Media now has more ability to challenge reporting restrictions
21/10/2025
Media access to the criminal courts (or rather, the lack of, or inconsistencies from court to court) has been a long standing issue across England & Wales.
However, on October 6th, updates to the Criminal Procedure Rules came into force, and court reporters, news editors, and editors need to be aware of one particular change.
The October 2025 version of the Criminal Procure Rules now explicitly states (at Rule 6.4(3)(b)(ii)) that anyone applying for a discretionary reporting restriction must notify “reporters, by means of such arrangements as the Lord Chancellor directs”.
Whilst it is not clear what the “arrangements” the “Lord Chancellor directs” will be, the recent HMCTS blog on the issue states that Court staff were being prepared in advance of the rule change, and “all criminal courts will have media lists available to assist applicants with notifying journalists”.
It is worth noting that this rule only applies to discretionary reporting restrictions, so it does not apply to restrictions which arise automatically, like the restrictions on reporting Youth Court proceedings.
The rule does apply, however, to postponement orders made under S.4(2) of the Contempt of Court Act 1981, as well as restrictions imposed under S.11 of the Contempt of Court Act 1981, and sections 45, 45A and 46 of the Youth Justice and Criminal Evidence Act 1999, to name the most commonly used statutes.
Of course, it has long been the case that journalists are recognised as interested parties when an application for a discretionary reporting restriction is made, and therefore had the right to make representations. But, crucially, the rules did not specify who was responsible for notifying the media.
As a consequence, it was regularly the case that the media did not become aware of an application until it had already been granted, or at incredibly short notice.
Being notified only once the application had been granted presented the media with a predicament, and often led to unjust orders remaining in place until the latter stages of cases. The result: the curtailment of the press’ right to report on the case in the meantime.
Court reporters may be thin on the ground these days, but every so often, a case comes along in which a discretionary reporting restriction has been made which, either in error or through the misapplication of the law, needs to be challenged. This is why the new rule is so significant.
Whilst only time will tell how this rule change will impact the media’s right to access and report on court proceedings without unjustified restriction, it is certainly a positive step towards improving that access. Both the Media Lawyers Association and the News Media Association consulted on the issue and are hailing the change as a positive step towards improved clarity and open justice.
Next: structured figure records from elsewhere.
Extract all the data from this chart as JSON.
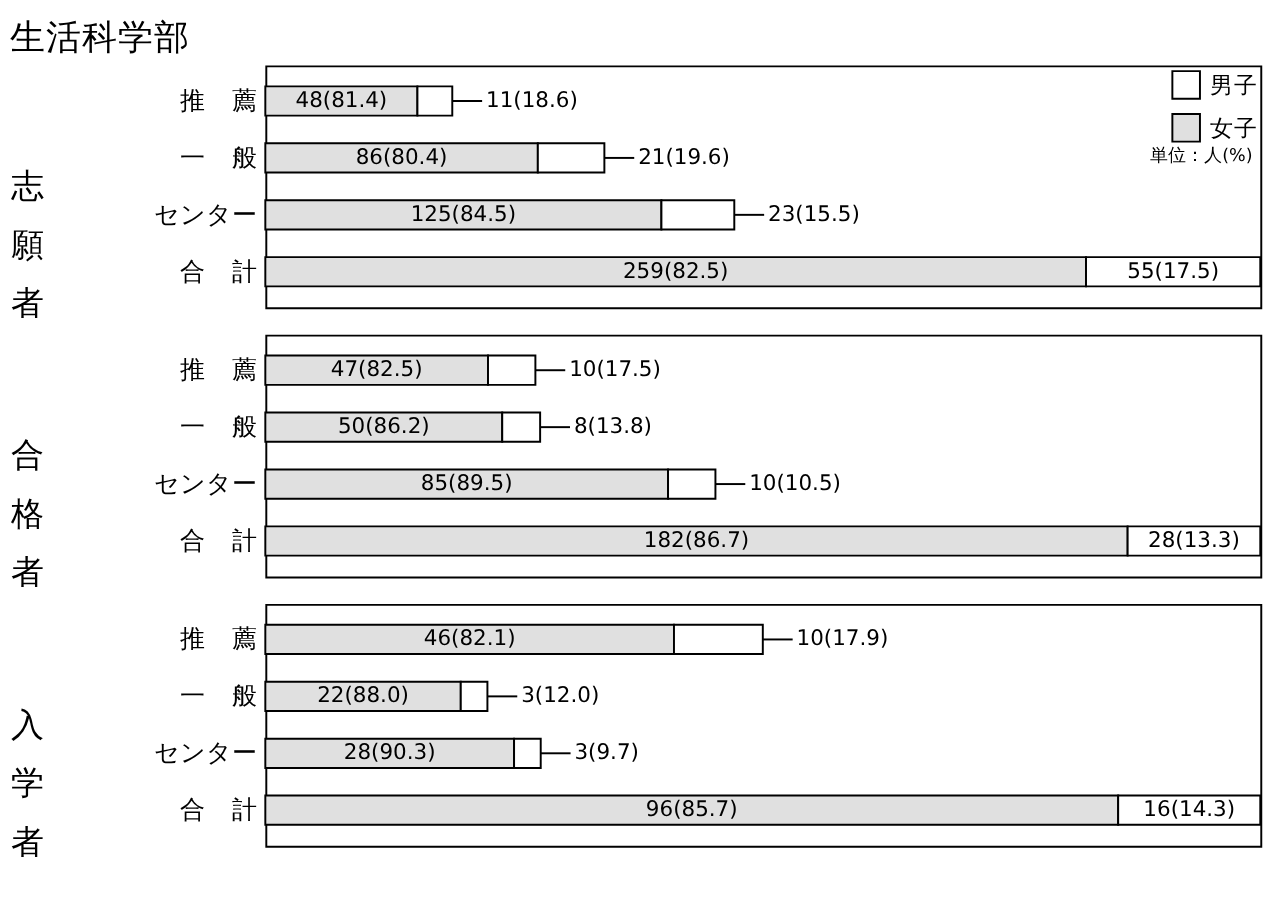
{
  "chart_data": [
    {
      "type": "bar",
      "orientation": "horizontal",
      "stacked": true,
      "title": "生活科学部",
      "ylabel": "志願者",
      "legend": "top right",
      "annotations": [
        "単位：人(%)"
      ],
      "categories": [
        "推　薦",
        "一　般",
        "センター",
        "合　計"
      ],
      "series": [
        {
          "name": "女子",
          "color": "#e0e0e0",
          "values": [
            48,
            86,
            125,
            259
          ],
          "value_labels": [
            "48(81.4)",
            "86(80.4)",
            "125(84.5)",
            "259(82.5)"
          ]
        },
        {
          "name": "男子",
          "color": "#ffffff",
          "values": [
            11,
            21,
            23,
            55
          ],
          "value_labels": [
            "11(18.6)",
            "21(19.6)",
            "23(15.5)",
            "55(17.5)"
          ]
        }
      ]
    },
    {
      "type": "bar",
      "orientation": "horizontal",
      "stacked": true,
      "ylabel": "合格者",
      "categories": [
        "推　薦",
        "一　般",
        "センター",
        "合　計"
      ],
      "series": [
        {
          "color": "#e0e0e0",
          "values": [
            47,
            50,
            85,
            182
          ],
          "value_labels": [
            "47(82.5)",
            "50(86.2)",
            "85(89.5)",
            "182(86.7)"
          ]
        },
        {
          "color": "#ffffff",
          "values": [
            10,
            8,
            10,
            28
          ],
          "value_labels": [
            "10(17.5)",
            "8(13.8)",
            "10(10.5)",
            "28(13.3)"
          ]
        }
      ]
    },
    {
      "type": "bar",
      "orientation": "horizontal",
      "stacked": true,
      "ylabel": "入学者",
      "categories": [
        "推　薦",
        "一　般",
        "センター",
        "合　計"
      ],
      "series": [
        {
          "color": "#e0e0e0",
          "values": [
            46,
            22,
            28,
            96
          ],
          "value_labels": [
            "46(82.1)",
            "22(88.0)",
            "28(90.3)",
            "96(85.7)"
          ]
        },
        {
          "color": "#ffffff",
          "values": [
            10,
            3,
            3,
            16
          ],
          "value_labels": [
            "10(17.9)",
            "3(12.0)",
            "3(9.7)",
            "16(14.3)"
          ]
        }
      ]
    }
  ]
}
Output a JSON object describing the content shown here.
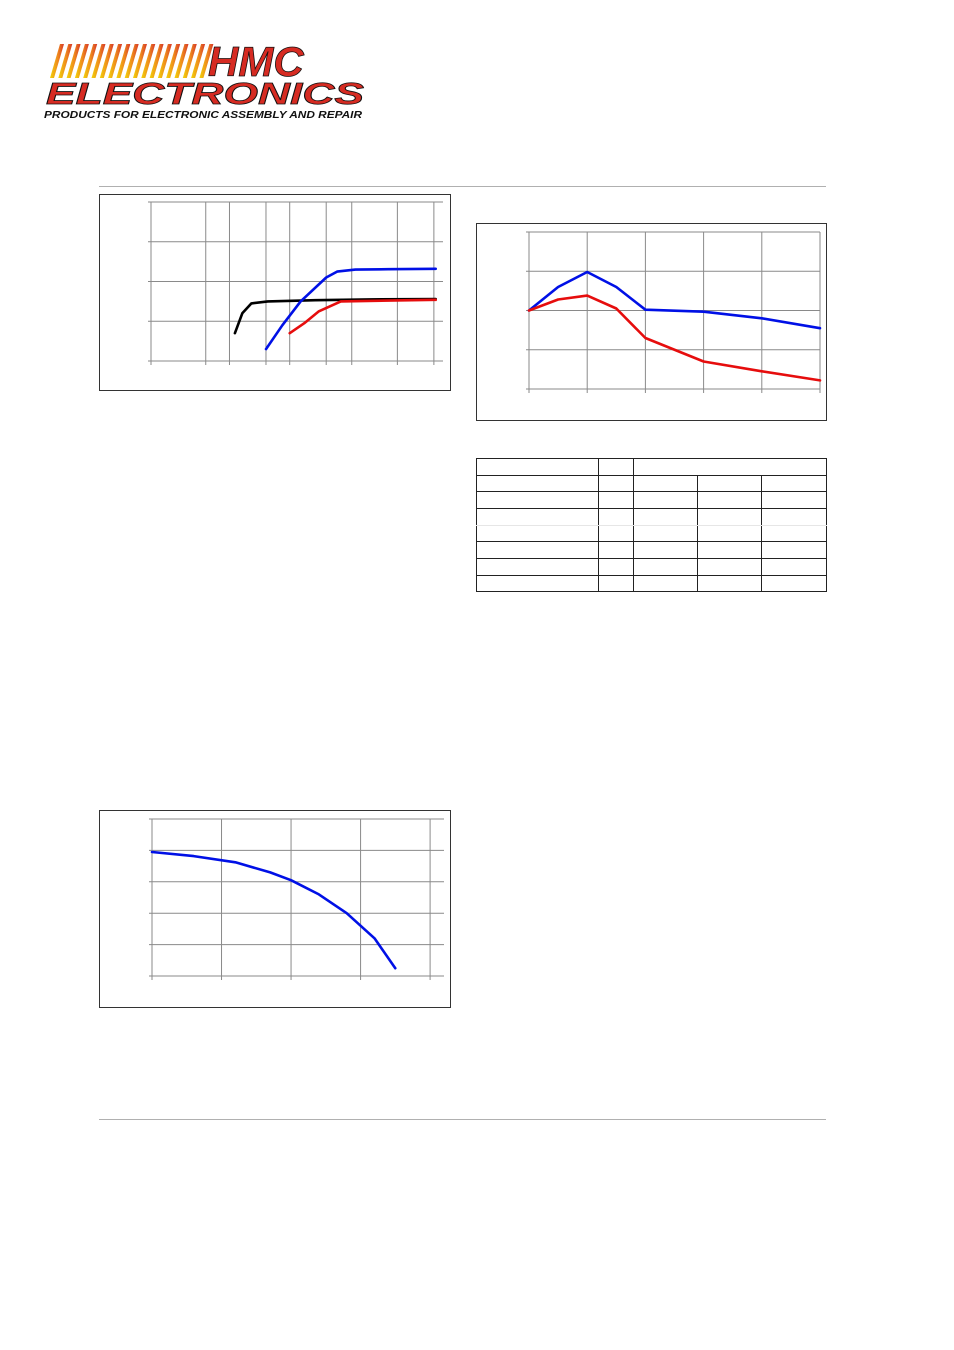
{
  "logo": {
    "brand_line1": "HMC",
    "brand_line2": "ELECTRONICS",
    "tagline": "PRODUCTS FOR ELECTRONIC ASSEMBLY AND REPAIR",
    "colors": {
      "stripe_start": "#f2d40a",
      "stripe_end": "#d6382a",
      "text_red": "#d62b22",
      "tagline_text": "#111111"
    }
  },
  "colors": {
    "blue": "#0010e6",
    "red": "#e60d0d",
    "black": "#000000",
    "grid": "#8a8a8a"
  },
  "chart_data": [
    {
      "type": "line",
      "xlim": [
        0,
        8
      ],
      "ylim": [
        0,
        4
      ],
      "x_gridlines": [
        0,
        1.5,
        2.15,
        3.15,
        3.8,
        4.8,
        5.5,
        6.75,
        7.75
      ],
      "y_gridlines": [
        0,
        1,
        2,
        3,
        4
      ],
      "grid": true,
      "series": [
        {
          "color": "#000000",
          "x": [
            2.3,
            2.5,
            2.75,
            3.2,
            4.5,
            6,
            7.8
          ],
          "y": [
            0.7,
            1.2,
            1.45,
            1.5,
            1.53,
            1.55,
            1.56
          ]
        },
        {
          "color": "#0010e6",
          "x": [
            3.15,
            3.6,
            4.1,
            4.8,
            5.1,
            5.6,
            6.5,
            7.8
          ],
          "y": [
            0.3,
            0.9,
            1.5,
            2.1,
            2.25,
            2.3,
            2.31,
            2.32
          ]
        },
        {
          "color": "#e60d0d",
          "x": [
            3.8,
            4.2,
            4.6,
            5.2,
            6.5,
            7.8
          ],
          "y": [
            0.7,
            0.95,
            1.25,
            1.5,
            1.52,
            1.54
          ]
        }
      ]
    },
    {
      "type": "line",
      "xlim": [
        0,
        5
      ],
      "ylim": [
        0,
        4
      ],
      "x_gridlines": [
        0,
        1,
        2,
        3,
        4,
        5
      ],
      "y_gridlines": [
        0,
        1,
        2,
        3,
        4
      ],
      "grid": true,
      "series": [
        {
          "color": "#0010e6",
          "x": [
            0,
            0.5,
            1,
            1.5,
            2,
            3,
            4,
            5
          ],
          "y": [
            2,
            2.6,
            2.98,
            2.6,
            2.02,
            1.97,
            1.8,
            1.55
          ]
        },
        {
          "color": "#e60d0d",
          "x": [
            0,
            0.5,
            1,
            1.5,
            2,
            3,
            4,
            5
          ],
          "y": [
            2,
            2.28,
            2.38,
            2.05,
            1.3,
            0.7,
            0.45,
            0.22
          ]
        }
      ]
    },
    {
      "type": "line",
      "xlim": [
        0,
        4.2
      ],
      "ylim": [
        0,
        5
      ],
      "x_gridlines": [
        0,
        1,
        2,
        3,
        4
      ],
      "y_gridlines": [
        0,
        1,
        2,
        3,
        4,
        5
      ],
      "grid": true,
      "series": [
        {
          "color": "#0010e6",
          "x": [
            0,
            0.6,
            1.2,
            1.7,
            2,
            2.4,
            2.8,
            3.2,
            3.5
          ],
          "y": [
            3.95,
            3.82,
            3.62,
            3.3,
            3.05,
            2.6,
            2,
            1.2,
            0.25
          ]
        }
      ]
    }
  ],
  "table": {
    "rows": [
      [
        "",
        "",
        "",
        "",
        ""
      ],
      [
        "",
        "",
        "",
        "",
        ""
      ],
      [
        "",
        "",
        "",
        "",
        ""
      ],
      [
        "",
        "",
        "",
        "",
        ""
      ],
      [
        "",
        "",
        "",
        "",
        ""
      ],
      [
        "",
        "",
        "",
        "",
        ""
      ],
      [
        "",
        "",
        "",
        "",
        ""
      ],
      [
        "",
        "",
        "",
        "",
        ""
      ]
    ]
  }
}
This small but important change is something of which court reporters should be aware. It belongs in every court reporter’s tool kit, along with the most recent version of the Judicial College’s “Reporting Restrictions in the Criminal Courts” guidance.
And finally…… to repeat the comment made above, the MoJ says Court staff have been trained on the rule change and, we are told, “all criminal courts will have media lists available to assist applicants with notifying journalists”.
So, why not be proactive and ensure that newsdesk contact details are included in the media lists maintained by the Magistrates and Crown Courts in your patches? This is a quick, easy, and an inexpensive way, I think, to ensure that you are kept fully up to date by your local Courts.
And perhaps this will be a new way to be alerted to interesting and newsworthy cases which are proceeding through the Courts, which might otherwise have been missed.